Namun, panitia justru menetapkan PT Angsamas Ratu Tama sebagai pemenang dengan nilai penawaran Rp1.598.503.350 atau hanya terpaut sekitar Rp1,4 juta dari pagu anggaran Rp1.599.940.900.
“Tentu saja, keputusan itu memunculkan tanda tanya besar. Sebab, selain bukan penawar terendah, perusahaan pemenang disebut berada di peringkat ke-8 dari total 29 peserta lelang,” kata pengamat anggaran Elfenda Ananda, dimintai tanggapannya oleh wartawan, Senin (1/6/26) lewat pesan whatsapp.
Elfenda menyebutkan, dari aspek transparansi proses tender patut dipertanyakan kenapa sejumlah peserta disebut gugur karena alasan administratif dan teknis. Namun hingga kini tidak ada penjelasan rinci dan terbuka mengenai dasar evaluasi yang digunakan panitia.

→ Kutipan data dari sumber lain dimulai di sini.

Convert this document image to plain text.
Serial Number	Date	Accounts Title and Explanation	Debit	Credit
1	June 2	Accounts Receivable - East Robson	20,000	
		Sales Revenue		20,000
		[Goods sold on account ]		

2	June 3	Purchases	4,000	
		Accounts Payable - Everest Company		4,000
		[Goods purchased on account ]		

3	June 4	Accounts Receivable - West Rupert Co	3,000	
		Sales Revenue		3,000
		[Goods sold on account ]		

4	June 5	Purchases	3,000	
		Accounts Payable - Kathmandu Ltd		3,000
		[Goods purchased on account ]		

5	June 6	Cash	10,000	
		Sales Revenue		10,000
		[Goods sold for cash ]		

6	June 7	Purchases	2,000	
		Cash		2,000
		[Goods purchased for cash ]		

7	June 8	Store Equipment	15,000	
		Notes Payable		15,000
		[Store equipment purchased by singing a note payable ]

Menurutnya, Dalam mekanisme pengadaan barang dan jasa pemerintah, penawar terendah memang tidak otomatis menjadi pemenang. Namun, ketika peserta dengan nilai jauh lebih rendah digugurkan tanpa argumentasi yang jelas, ruang kecurigaan publik menjadi terbuka lebar.
“Ini bukan sekadar kejanggalan administrasi. Ada kesan proses tender hanya formalitas untuk memenangkan pihak tertentu,” ujarnya.

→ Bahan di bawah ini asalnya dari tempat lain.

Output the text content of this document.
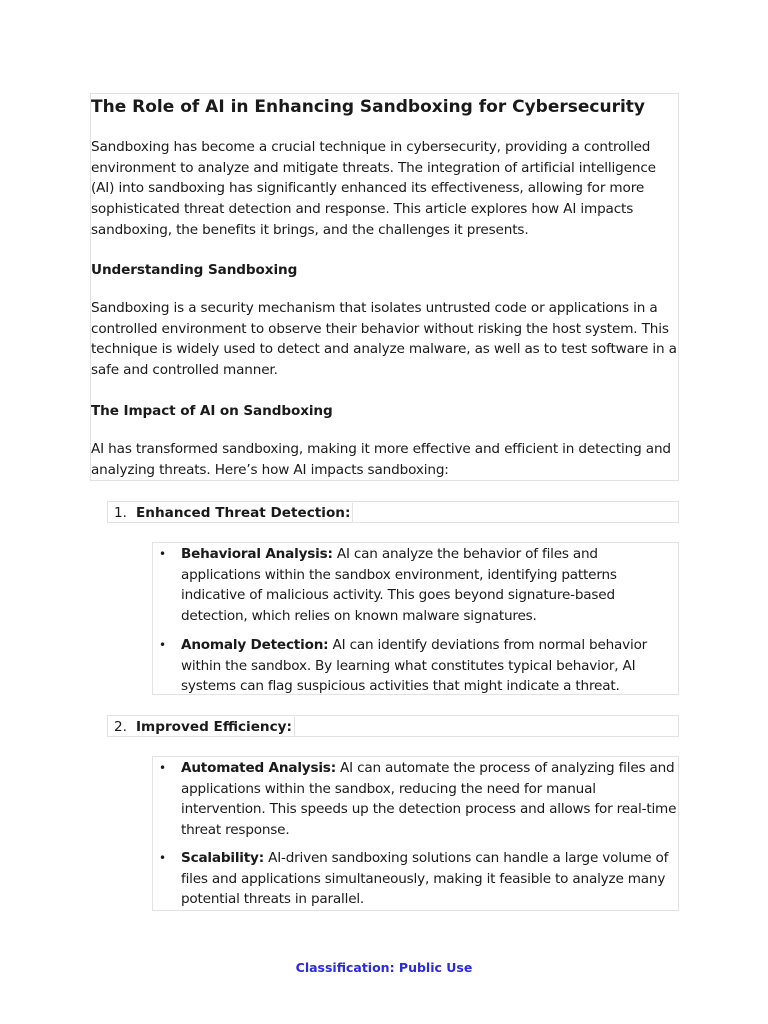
The Role of AI in Enhancing Sandboxing for Cybersecurity

Sandboxing has become a crucial technique in cybersecurity, providing a controlled environment to analyze and mitigate threats. The integration of artificial intelligence (AI) into sandboxing has significantly enhanced its effectiveness, allowing for more sophisticated threat detection and response. This article explores how AI impacts sandboxing, the benefits it brings, and the challenges it presents.

Understanding Sandboxing

Sandboxing is a security mechanism that isolates untrusted code or applications in a controlled environment to observe their behavior without risking the host system. This technique is widely used to detect and analyze malware, as well as to test software in a safe and controlled manner.

The Impact of AI on Sandboxing

AI has transformed sandboxing, making it more effective and efficient in detecting and analyzing threats. Here’s how AI impacts sandboxing:

1. Enhanced Threat Detection:
• Behavioral Analysis: AI can analyze the behavior of files and applications within the sandbox environment, identifying patterns indicative of malicious activity. This goes beyond signature-based detection, which relies on known malware signatures.

• Anomaly Detection: AI can identify deviations from normal behavior within the sandbox. By learning what constitutes typical behavior, AI systems can flag suspicious activities that might indicate a threat.

2. Improved Efficiency:
• Automated Analysis: AI can automate the process of analyzing files and applications within the sandbox, reducing the need for manual intervention. This speeds up the detection process and allows for real-time threat response.

• Scalability: AI-driven sandboxing solutions can handle a large volume of files and applications simultaneously, making it feasible to analyze many potential threats in parallel.

Classification: Public Use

Kondisi tersebut tegasnya, dinilai bertentangan dengan prinsip dasar pengadaan pemerintah yang mengedepankan transparansi, persaingan sehat, efisiensi anggaran, dan perlakuan yang setara terhadap seluruh peserta.

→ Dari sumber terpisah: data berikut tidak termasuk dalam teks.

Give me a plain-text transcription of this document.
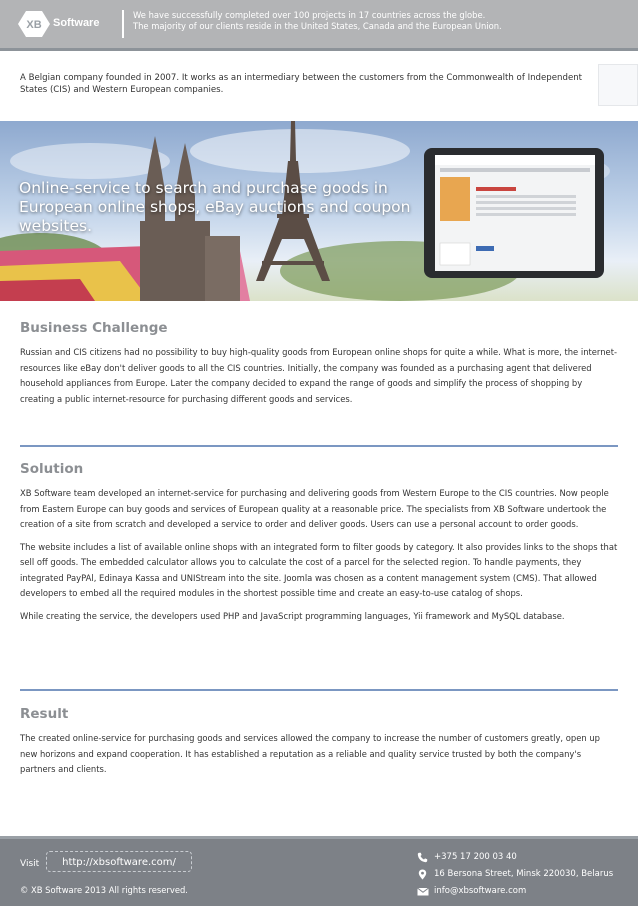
XB Software
We have successfully completed over 100 projects in 17 countries across the globe.
The majority of our clients reside in the United States, Canada and the European Union.
A Belgian company founded in 2007. It works as an intermediary between the customers from the Commonwealth of Independent States (CIS) and Western European companies.
Online-service to search and purchase goods in European online shops, eBay auctions and coupon websites.
Business Challenge

Russian and CIS citizens had no possibility to buy high-quality goods from European online shops for quite a while. What is more, the internet-resources like eBay don't deliver goods to all the CIS countries. Initially, the company was founded as a purchasing agent that delivered household appliances from Europe. Later the company decided to expand the range of goods and simplify the process of shopping by creating a public internet-resource for purchasing different goods and services.

Solution

XB Software team developed an internet-service for purchasing and delivering goods from Western Europe to the CIS countries. Now people from Eastern Europe can buy goods and services of European quality at a reasonable price. The specialists from XB Software undertook the creation of a site from scratch and developed a service to order and deliver goods. Users can use a personal account to order goods.

The website includes a list of available online shops with an integrated form to filter goods by category. It also provides links to the shops that sell off goods. The embedded calculator allows you to calculate the cost of a parcel for the selected region. To handle payments, they integrated PayPAl, Edinaya Kassa and UNIStream into the site. Joomla was chosen as a content management system (CMS). That allowed developers to embed all the required modules in the shortest possible time and create an easy-to-use catalog of shops.

While creating the service, the developers used PHP and JavaScript programming languages, Yii framework and MySQL database.

Result

The created online-service for purchasing goods and services allowed the company to increase the number of customers greatly, open up new horizons and expand cooperation. It has established a reputation as a reliable and quality service trusted by both the company's partners and clients.

Visit	http://xbsoftware.com/
© XB Software 2013 All rights reserved.
+375 17 200 03 40
16 Bersona Street, Minsk 220030, Belarus
info@xbsoftware.com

Lebih jauh Elfenda menyampaikan, publik juga mempertanyakan efektivitas penggunaan anggaran daerah. Sebab, selisih antara penawaran terendah dan nilai pemenang mencapai sekitar Rp287 juta.
” Jika benar tidak ada persoalan substansial pada peserta dengan harga lebih rendah, maka keputusan tersebut dinilai berpotensi merugikan keuangan daerah,” tandasnya.
Sementara Infomasi berkembang, Camat Medan Sunggal, Irfan Abdila, S.STP, telah menjalani pemeriksaan oleh Inspektorat Pemko Medan terkait persoalan tersebut. Red.